Es war nach dem Tod der zwei Jugendlichen in Clichy-sous-Bois (15 und 17 Jahre), tot weil sie Angst vor der Polizei hatten und nach zahlreichen Provokationen des Innenministers Nicolas Sarkozy, zukünftiger Präsidentschaftskandidat, der betont hat, dass er die französischen Vororte mit dem Hochdruckschlauch reinigen wird, dass die Unruhen in den benachteiligten Vororten begonnen haben. Diese äußern sich im Anzünden von Fahrzeugen, Unternehmen, Schulen und Turnhallen oder in direkten Auseinandersetzungen mit der Polizei. Die Ausschreitungen haben etwa 3 Wochen angedauert.
Nach der ersten Nacht begannen rechte PolitikerInnen nebulöse Theorien zu spinnen, von denen einige eine Militärpräsenz in Paris für notwendig erachteten, andere von organisierten Gruppen sprachen (und man konnte sehen, auf welche Art von Gruppen sich diese Theorien beziehen, als einige Tage später von Polizisten Tränengas in eine Moschee geworfen wurde). Andere PolitikerInnen forderten den Notstand auszurufen, was ein Ausgangsverbot ermöglichen würde. Dieses Ausgangsverbot wurde in einigen Städten zeitweise verhängt, es werden durch den Notstand ebenso wie der Spielraum für Polizeieinsätze erweitert und die Möglichkeit gegeben, den Medien einen Maulkorb anzulegen. Der Notstand der von der Regierung beschlossen wurde ist heute noch in Kraft, selbst wenn momentan nichts mehr seine Präsenz rechtfertigt.
Diese Ereignisse, die von der rechten Politik provoziert wurden, haben eine Welle von Rassismus mit sich gebracht, wobei die Jugendlichen mit ausländischer Abstammung als die Verantwortlichen dieser Ereignisse stigmatisiert wurden.
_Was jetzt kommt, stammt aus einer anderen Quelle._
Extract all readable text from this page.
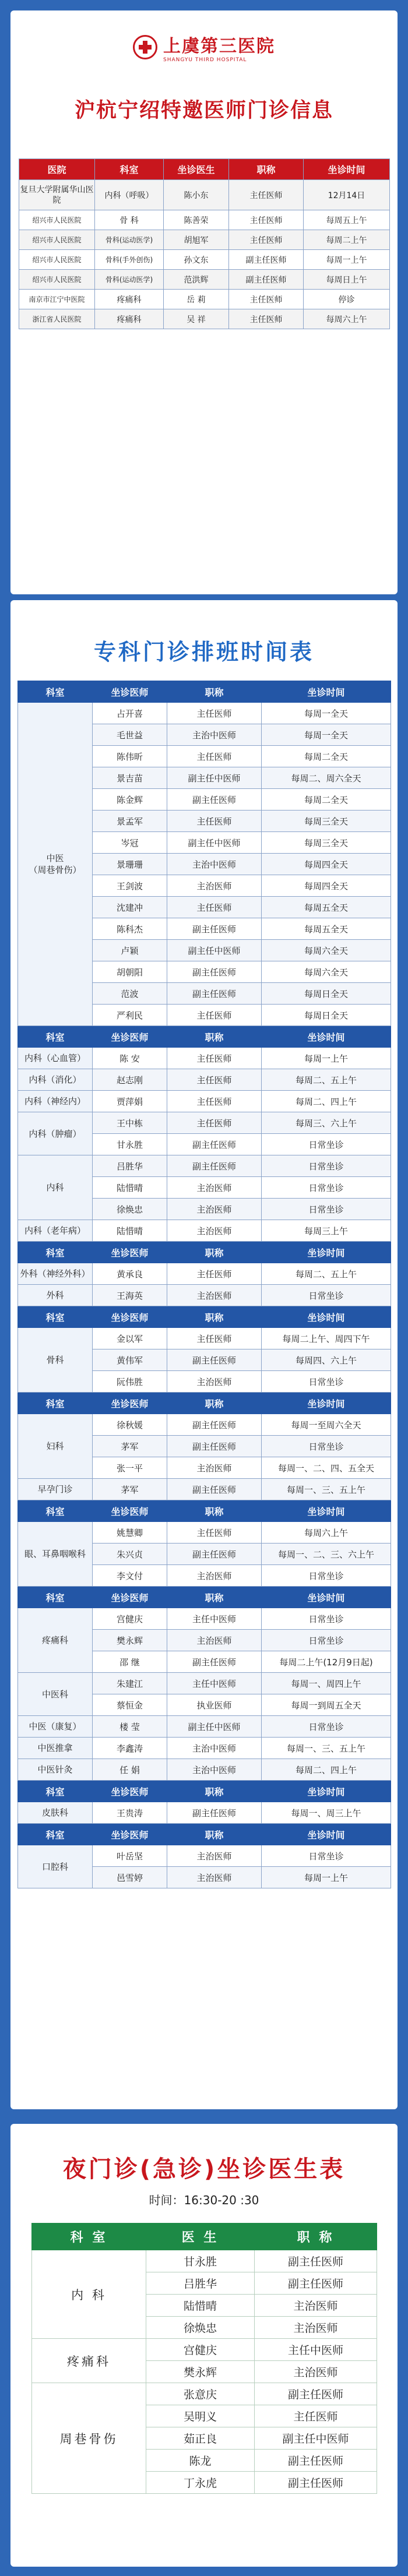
上虞第三医院
SHANGYU THIRD HOSPITAL
沪杭宁绍特邀医师门诊信息
医院	科室	坐诊医生	职称	坐诊时间
复旦大学附属华山医院	内科（呼吸）	陈小东	主任医师	12月14日
绍兴市人民医院	骨 科	陈善荣	主任医师	每周五上午
绍兴市人民医院	骨科(运动医学)	胡旭军	主任医师	每周二上午
绍兴市人民医院	骨科(手外创伤)	孙文东	副主任医师	每周一上午
绍兴市人民医院	骨科(运动医学)	范洪辉	副主任医师	每周日上午
南京市江宁中医院	疼痛科	岳 莉	主任医师	停诊
浙江省人民医院	疼痛科	吴 祥	主任医师	每周六上午
专科门诊排班时间表
科室	坐诊医师	职称	坐诊时间
中医
（周巷骨伤）	占开喜	主任医师	每周一全天
	毛世益	主治中医师	每周一全天
	陈伟昕	主任医师	每周二全天
	景吉苗	副主任中医师	每周二、周六全天
	陈金辉	副主任医师	每周二全天
	景孟军	主任医师	每周三全天
	岑冠	副主任中医师	每周三全天
	景珊珊	主治中医师	每周四全天
	王剑波	主治医师	每周四全天
	沈建冲	主任医师	每周五全天
	陈科杰	副主任医师	每周五全天
	卢颖	副主任中医师	每周六全天
	胡朝阳	副主任医师	每周六全天
	范波	副主任医师	每周日全天
	严利民	主任医师	每周日全天
科室	坐诊医师	职称	坐诊时间
内科（心血管）	陈 安	主任医师	每周一上午
内科（消化）	赵志刚	主任医师	每周二、五上午
内科（神经内）	贾萍娟	主任医师	每周二、四上午
内科（肿瘤）	王中栋	主任医师	每周三、六上午
	甘永胜	副主任医师	日常坐诊
内科	吕胜华	副主任医师	日常坐诊
	陆惜晴	主治医师	日常坐诊
	徐焕忠	主治医师	日常坐诊
内科（老年病）	陆惜晴	主治医师	每周三上午
科室	坐诊医师	职称	坐诊时间
外科（神经外科）	黄承良	主任医师	每周二、五上午
外科	王海英	主治医师	日常坐诊
科室	坐诊医师	职称	坐诊时间
骨科	金以军	主任医师	每周二上午、周四下午
	黄伟军	副主任医师	每周四、六上午
	阮伟胜	主治医师	日常坐诊
科室	坐诊医师	职称	坐诊时间
妇科	徐秋媛	副主任医师	每周一至周六全天
	茅军	副主任医师	日常坐诊
	张一平	主治医师	每周一、二、四、五全天
早孕门诊	茅军	副主任医师	每周一、三、五上午
科室	坐诊医师	职称	坐诊时间
眼、耳鼻咽喉科	姚慧卿	主任医师	每周六上午
	朱兴贞	副主任医师	每周一、二、三、六上午
	李文付	主治医师	日常坐诊
科室	坐诊医师	职称	坐诊时间
疼痛科	宫健庆	主任中医师	日常坐诊
	樊永辉	主治医师	日常坐诊
	邵 继	副主任医师	每周二上午(12月9日起)
中医科	朱建江	主任中医师	每周一、周四上午
	蔡恒金	执业医师	每周一到周五全天
中医（康复）	楼 莹	副主任中医师	日常坐诊
中医推拿	李鑫涛	主治中医师	每周一、三、五上午
中医针灸	任 娟	主治中医师	每周二、四上午
科室	坐诊医师	职称	坐诊时间
皮肤科	王贵涛	副主任医师	每周一、周三上午
科室	坐诊医师	职称	坐诊时间
口腔科	叶岳坚	主治医师	日常坐诊
	邑雪婷	主治医师	每周一上午
夜门诊(急诊)坐诊医生表
时间：16:30-20 :30
科 室	医 生	职 称
内 科	甘永胜	副主任医师
	吕胜华	副主任医师
	陆惜晴	主治医师
	徐焕忠	主治医师
疼痛科	宫健庆	主任中医师
	樊永辉	主治医师
周巷骨伤	张意庆	副主任医师
	吴明义	主任医师
	茹正良	副主任中医师
	陈龙	副主任医师
	丁永虎	副主任医师
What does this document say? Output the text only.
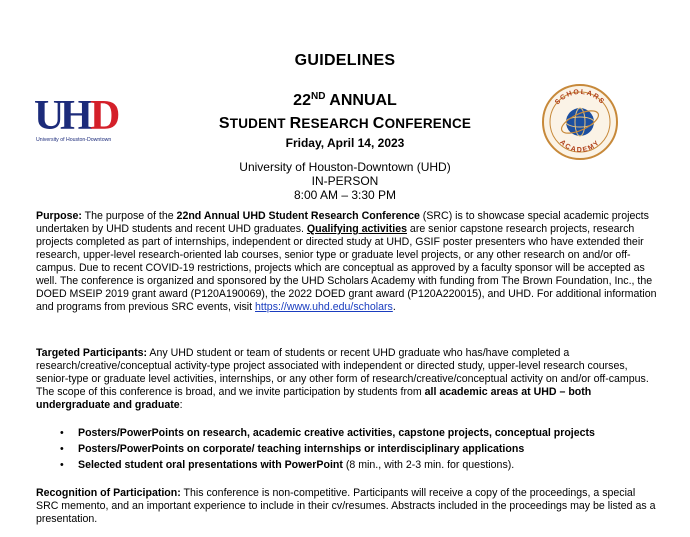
GUIDELINES
U
H
D
University of Houston-Downtown
SCHOLARS
ACADEMY
22ND ANNUAL
STUDENT RESEARCH CONFERENCE
Friday, April 14, 2023
University of Houston-Downtown (UHD)
IN-PERSON
8:00 AM – 3:30 PM

Purpose: The purpose of the 22nd Annual UHD Student Research Conference (SRC) is to showcase special academic projects undertaken by UHD students and recent UHD graduates. Qualifying activities are senior capstone research projects, research projects completed as part of internships, independent or directed study at UHD, GSIF poster presenters who have extended their research, upper-level research-oriented lab courses, senior type or graduate level projects, or any other research on and/or off-campus. Due to recent COVID-19 restrictions, projects which are conceptual as approved by a faculty sponsor will be accepted as well. The conference is organized and sponsored by the UHD Scholars Academy with funding from The Brown Foundation, Inc., the DOED MSEIP 2019 grant award (P120A190069), the 2022 DOED grant award (P120A220015), and UHD. For additional information and programs from previous SRC events, visit https://www.uhd.edu/scholars.

Targeted Participants: Any UHD student or team of students or recent UHD graduate who has/have completed a research/creative/conceptual activity-type project associated with independent or directed study, upper-level research courses, senior-type or graduate level activities, internships, or any other form of research/creative/conceptual activity on and/or off-campus. The scope of this conference is broad, and we invite participation by students from all academic areas at UHD – both undergraduate and graduate:

• Posters/PowerPoints on research, academic creative activities, capstone projects, conceptual projects
• Posters/PowerPoints on corporate/ teaching internships or interdisciplinary applications
• Selected student oral presentations with PowerPoint (8 min., with 2-3 min. for questions).

Recognition of Participation: This conference is non-competitive. Participants will receive a copy of the proceedings, a special SRC memento, and an important experience to include in their cv/resumes. Abstracts included in the proceedings may be listed as a presentation.
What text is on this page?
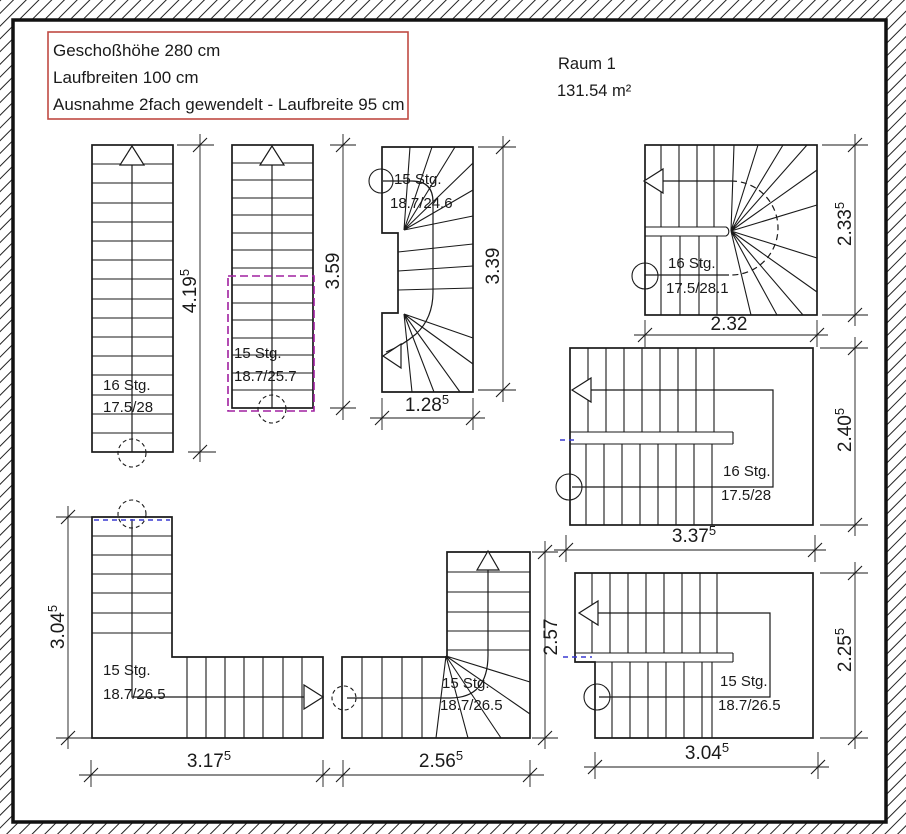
Geschoßhöhe 280 cm
Laufbreiten 100 cm
Ausnahme 2fach gewendelt - Laufbreite 95 cm
Raum 1
131.54 m²
16 Stg.
17.5/28
15 Stg.
18.7/25.7
15 Stg.
18.7/24.6
16 Stg.
17.5/28.1
16 Stg.
17.5/28
15 Stg.
18.7/26.5
15 Stg.
18.7/26.5
15 Stg.
18.7/26.5
4.19$^5$	3.59	3.39
1.28$^5$
2.32
2.33$^5$
2.40$^5$
2.25$^5$
3.37$^5$
3.04$^5$
3.04$^5$
3.17$^5$	2.56$^5$
2.57
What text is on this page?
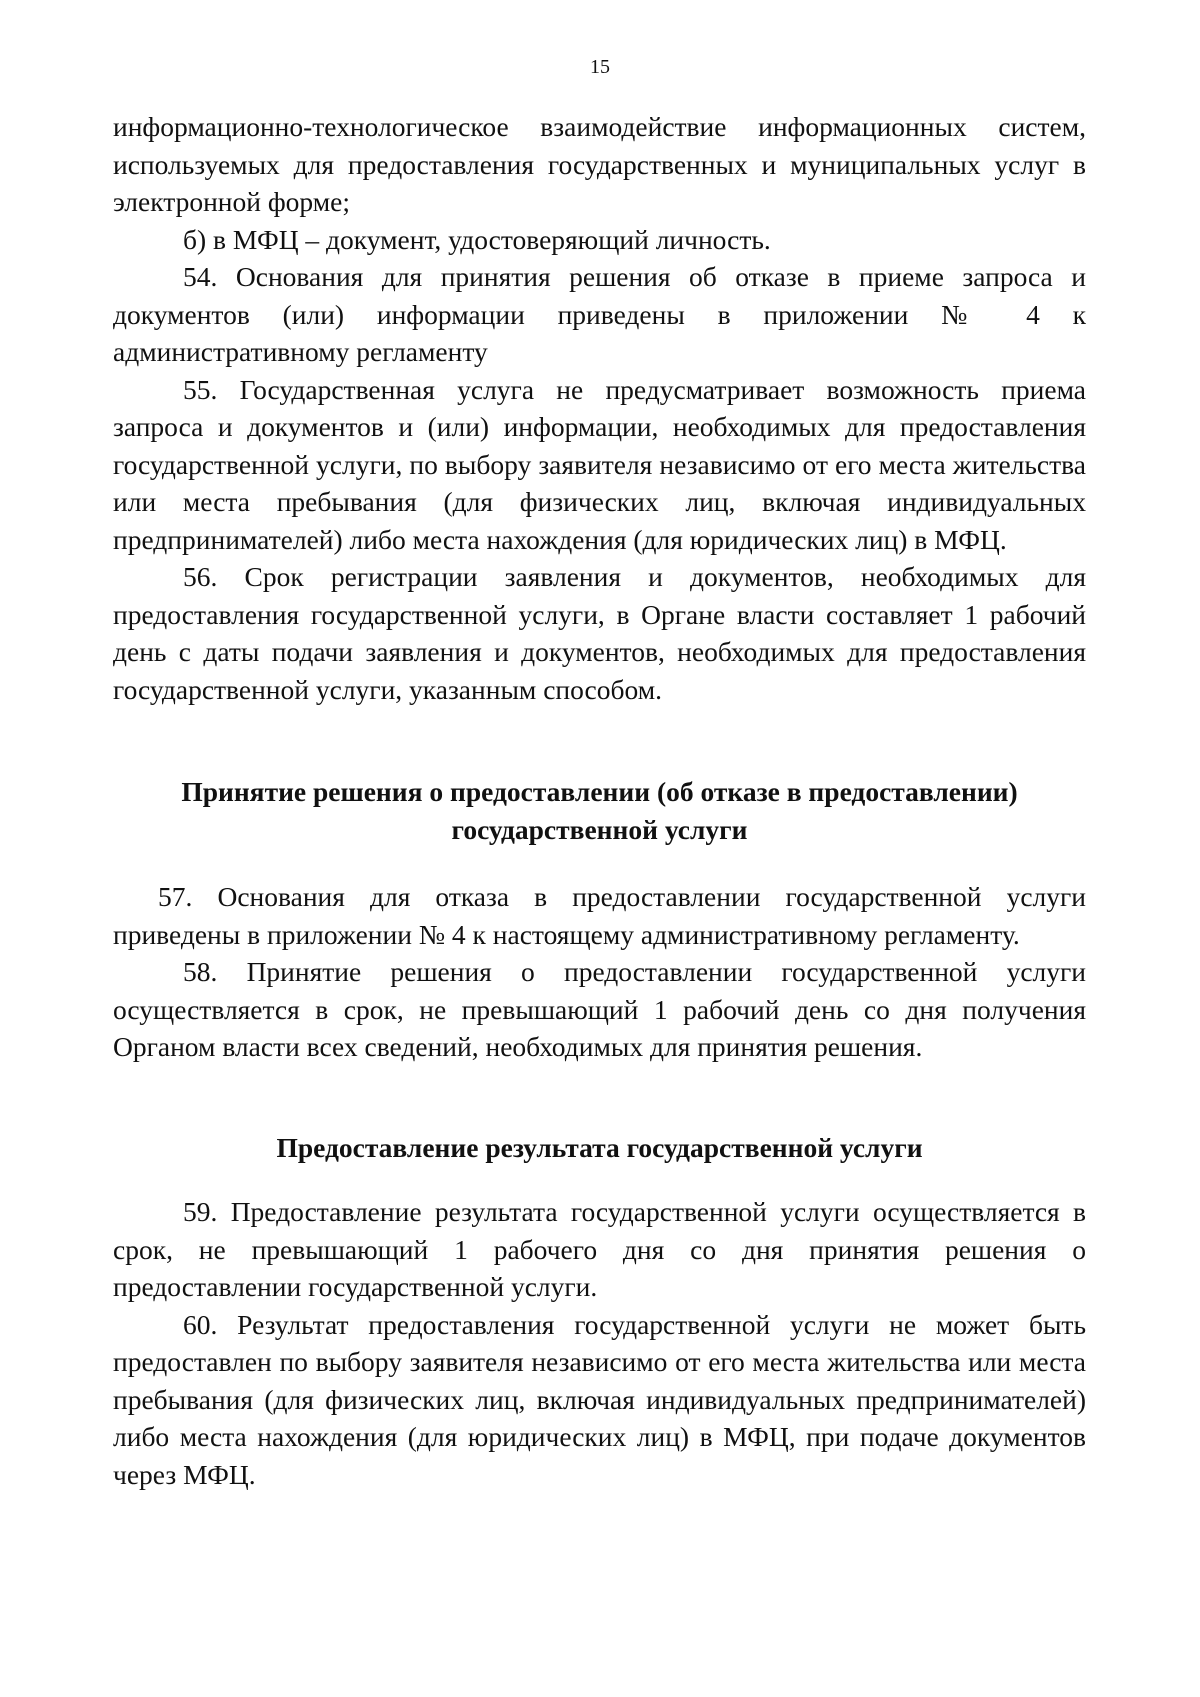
15

информационно-технологическое взаимодействие информационных систем, используемых для предоставления государственных и муниципальных услуг в электронной форме;

б) в МФЦ – документ, удостоверяющий личность.

54. Основания для принятия решения об отказе в приеме запроса и документов (или) информации приведены в приложении № 4 к административному регламенту

55. Государственная услуга не предусматривает возможность приема запроса и документов и (или) информации, необходимых для предоставления государственной услуги, по выбору заявителя независимо от его места жительства или места пребывания (для физических лиц, включая индивидуальных предпринимателей) либо места нахождения (для юридических лиц) в МФЦ.

56. Срок регистрации заявления и документов, необходимых для предоставления государственной услуги, в Органе власти составляет 1 рабочий день с даты подачи заявления и документов, необходимых для предоставления государственной услуги, указанным способом.

Принятие решения о предоставлении (об отказе в предоставлении)
государственной услуги

57. Основания для отказа в предоставлении государственной услуги приведены в приложении № 4 к настоящему административному регламенту.

58. Принятие решения о предоставлении государственной услуги осуществляется в срок, не превышающий 1 рабочий день со дня получения Органом власти всех сведений, необходимых для принятия решения.

Предоставление результата государственной услуги

59. Предоставление результата государственной услуги осуществляется в срок, не превышающий 1 рабочего дня со дня принятия решения о предоставлении государственной услуги.

60. Результат предоставления государственной услуги не может быть предоставлен по выбору заявителя независимо от его места жительства или места пребывания (для физических лиц, включая индивидуальных предпринимателей) либо места нахождения (для юридических лиц) в МФЦ, при подаче документов через МФЦ.
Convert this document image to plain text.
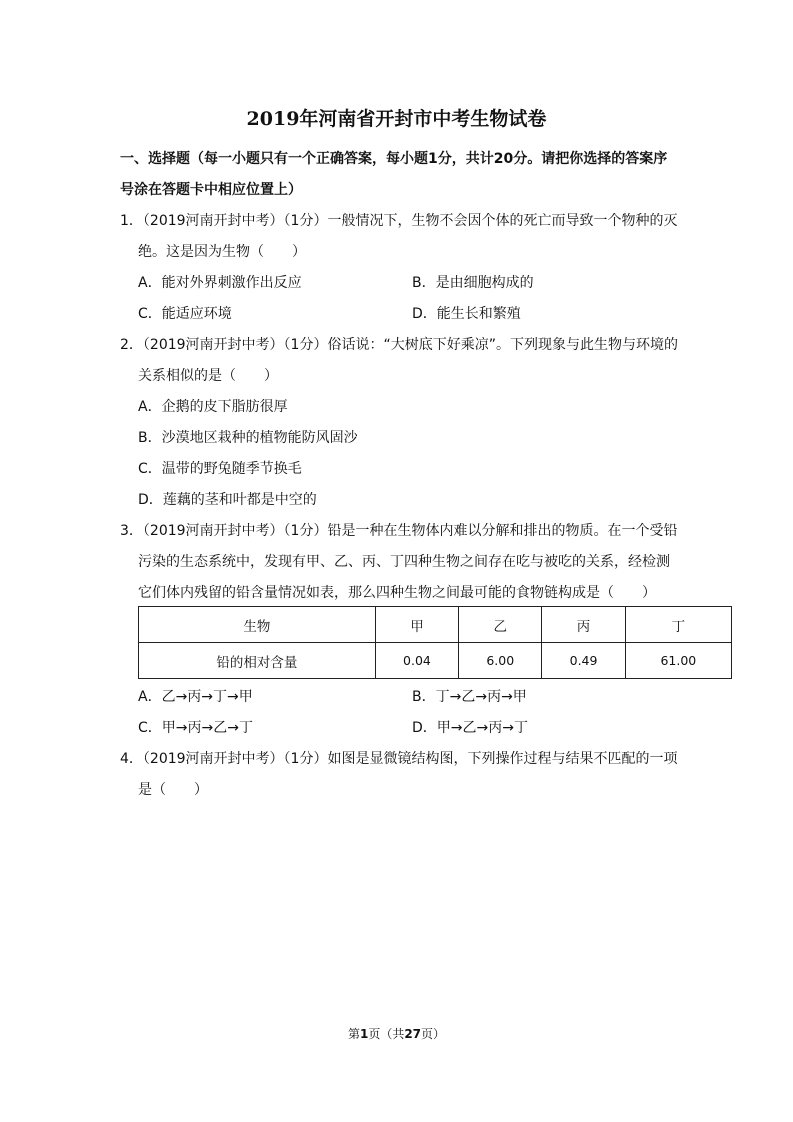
2019年河南省开封市中考生物试卷
一、选择题（每一小题只有一个正确答案，每小题1分，共计20分。请把你选择的答案序
号涂在答题卡中相应位置上）
1．（2019河南开封中考）（1分）一般情况下，生物不会因个体的死亡而导致一个物种的灭
绝。这是因为生物（　　）
A．能对外界刺激作出反应	B．是由细胞构成的
C．能适应环境	D．能生长和繁殖
2．（2019河南开封中考）（1分）俗话说：“大树底下好乘凉”。下列现象与此生物与环境的
关系相似的是（　　）
A．企鹅的皮下脂肪很厚
B．沙漠地区栽种的植物能防风固沙
C．温带的野兔随季节换毛
D．莲藕的茎和叶都是中空的
3．（2019河南开封中考）（1分）铅是一种在生物体内难以分解和排出的物质。在一个受铅
污染的生态系统中，发现有甲、乙、丙、丁四种生物之间存在吃与被吃的关系，经检测
它们体内残留的铅含量情况如表，那么四种生物之间最可能的食物链构成是（　　）
生物	甲	乙	丙	丁
铅的相对含量	0.04	6.00	0.49	61.00
A．乙→丙→丁→甲	B．丁→乙→丙→甲
C．甲→丙→乙→丁	D．甲→乙→丙→丁
4．（2019河南开封中考）（1分）如图是显微镜结构图，下列操作过程与结果不匹配的一项
是（　　）
第1页（共27页）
Einige Abgeordnete der UMP (rechte, bürgerliche Regierungspartei) haben hervorgehoben, dass dies die Konsequenz von unterschiedlichen Familienstrukturen („polygame Praktiken“) sei, aber niemand, wirklich niemand von rechts oder von links, außer der ‘Gauche Révolutionnaire‘ (französische Schwesterorganisation der SLP), hat hervorgehoben das diese Ereignisse die Konsequenz der Misere ist, in der man die Bevölkerungsschichten leben lässt, von deren Jugend diese ziellose Zerstörung ausging.
Wir müssen vor allem die Situation erklären und erläutern das diese Ereignisse die Frucht von Spontaneität, Unorganisiertheit und Abwesenheit von politischen Absichten sind. Diese Ereignisse erinnern auch an die Aufgabe von SozialistInnen: die politische Ausbildung und der Aufbau einer sozialistischen Organisation!
Auf dieser Basis konstruieren wir die Gruppe von ‘Gauche Révolutionnaire’ in Paris/ Saint Denis und die letzten Ereignisse erinnern uns mehr denn je an die Wichtigkeit und die Notwendigkeit eine wirkliche Partei der ArbeiterInnen und Jugendlichen aufzubauen, mit dem Ziel einer sozialistischen Revolution, zum Vorteil der gesamten Menschheit.